Get Rich Slowly posted today about a fantastic way to use an ING sub-account:
create your own extended warranty fund. When you make a purchase, instead of buying the offered extended warranty protection, set aside the
price of that protection in a dedicated ING account. This amount will earn interest over time, and if you end up needing to repair or replace the item, you will have money set aside for just this purpose. The assumption is that, if you do this every time you have the option of purchasing an extended warranty, the account will grow considerably, since the odds of you
needing the warranty protection are low. This assumption that you are unlikely to
use the warranty is exactly why stores offer this protection in the first place: the warranty premium ends up being pure profit in most cases.

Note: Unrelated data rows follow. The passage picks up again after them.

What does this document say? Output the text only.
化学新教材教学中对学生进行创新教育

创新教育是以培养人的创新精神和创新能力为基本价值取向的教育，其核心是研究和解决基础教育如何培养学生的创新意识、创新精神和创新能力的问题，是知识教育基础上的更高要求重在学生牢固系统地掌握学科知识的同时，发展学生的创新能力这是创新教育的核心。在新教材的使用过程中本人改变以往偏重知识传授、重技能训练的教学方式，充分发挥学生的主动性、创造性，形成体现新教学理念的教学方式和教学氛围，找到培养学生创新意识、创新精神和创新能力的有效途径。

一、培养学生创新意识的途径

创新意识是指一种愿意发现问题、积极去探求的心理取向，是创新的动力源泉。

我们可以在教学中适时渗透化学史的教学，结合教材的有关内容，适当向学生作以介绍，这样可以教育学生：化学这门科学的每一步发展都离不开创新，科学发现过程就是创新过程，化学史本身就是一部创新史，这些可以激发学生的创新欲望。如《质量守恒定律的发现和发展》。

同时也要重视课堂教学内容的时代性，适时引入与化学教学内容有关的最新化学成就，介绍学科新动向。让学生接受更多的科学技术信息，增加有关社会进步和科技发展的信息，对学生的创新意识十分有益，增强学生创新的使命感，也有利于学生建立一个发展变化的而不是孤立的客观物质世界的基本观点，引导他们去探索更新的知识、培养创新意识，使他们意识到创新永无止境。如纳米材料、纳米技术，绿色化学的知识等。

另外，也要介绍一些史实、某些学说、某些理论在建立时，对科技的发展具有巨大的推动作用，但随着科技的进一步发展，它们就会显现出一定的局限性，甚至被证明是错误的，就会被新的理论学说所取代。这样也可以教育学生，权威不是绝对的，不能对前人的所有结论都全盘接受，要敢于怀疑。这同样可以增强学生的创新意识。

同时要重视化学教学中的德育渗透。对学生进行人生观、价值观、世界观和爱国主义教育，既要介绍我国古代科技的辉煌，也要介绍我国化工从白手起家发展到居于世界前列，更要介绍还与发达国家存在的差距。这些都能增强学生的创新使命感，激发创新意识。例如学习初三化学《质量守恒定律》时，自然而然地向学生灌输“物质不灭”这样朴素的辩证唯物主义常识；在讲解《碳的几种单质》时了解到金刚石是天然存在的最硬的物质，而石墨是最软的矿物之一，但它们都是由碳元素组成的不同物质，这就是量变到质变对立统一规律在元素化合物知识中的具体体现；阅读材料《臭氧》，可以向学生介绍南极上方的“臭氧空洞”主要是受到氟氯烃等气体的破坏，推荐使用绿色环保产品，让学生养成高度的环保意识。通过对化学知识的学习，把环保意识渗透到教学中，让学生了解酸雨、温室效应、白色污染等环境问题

This is very similar to what Ms. Loonie is doing by
saving up her tax payment rather than having income tax withheld by her employer. I really like this idea of paying yourself rather than giving the store an interest free loan (at best) or an outright gift (at worst).
Obviously, the success of this approach hinges on two things:
- You only use the "warranty" account to repair or replace defective items
- The expected failure rate of the item in question is low enough that declining the warranty is a "good bet"
The first point above simply requires diligence on your part. The second point is more up to chance, but some research can help to determine whether the warranty is a good buy. However, even if you end up "losing" the warranty bet, you will still have
some money set aside to pay for the repairs.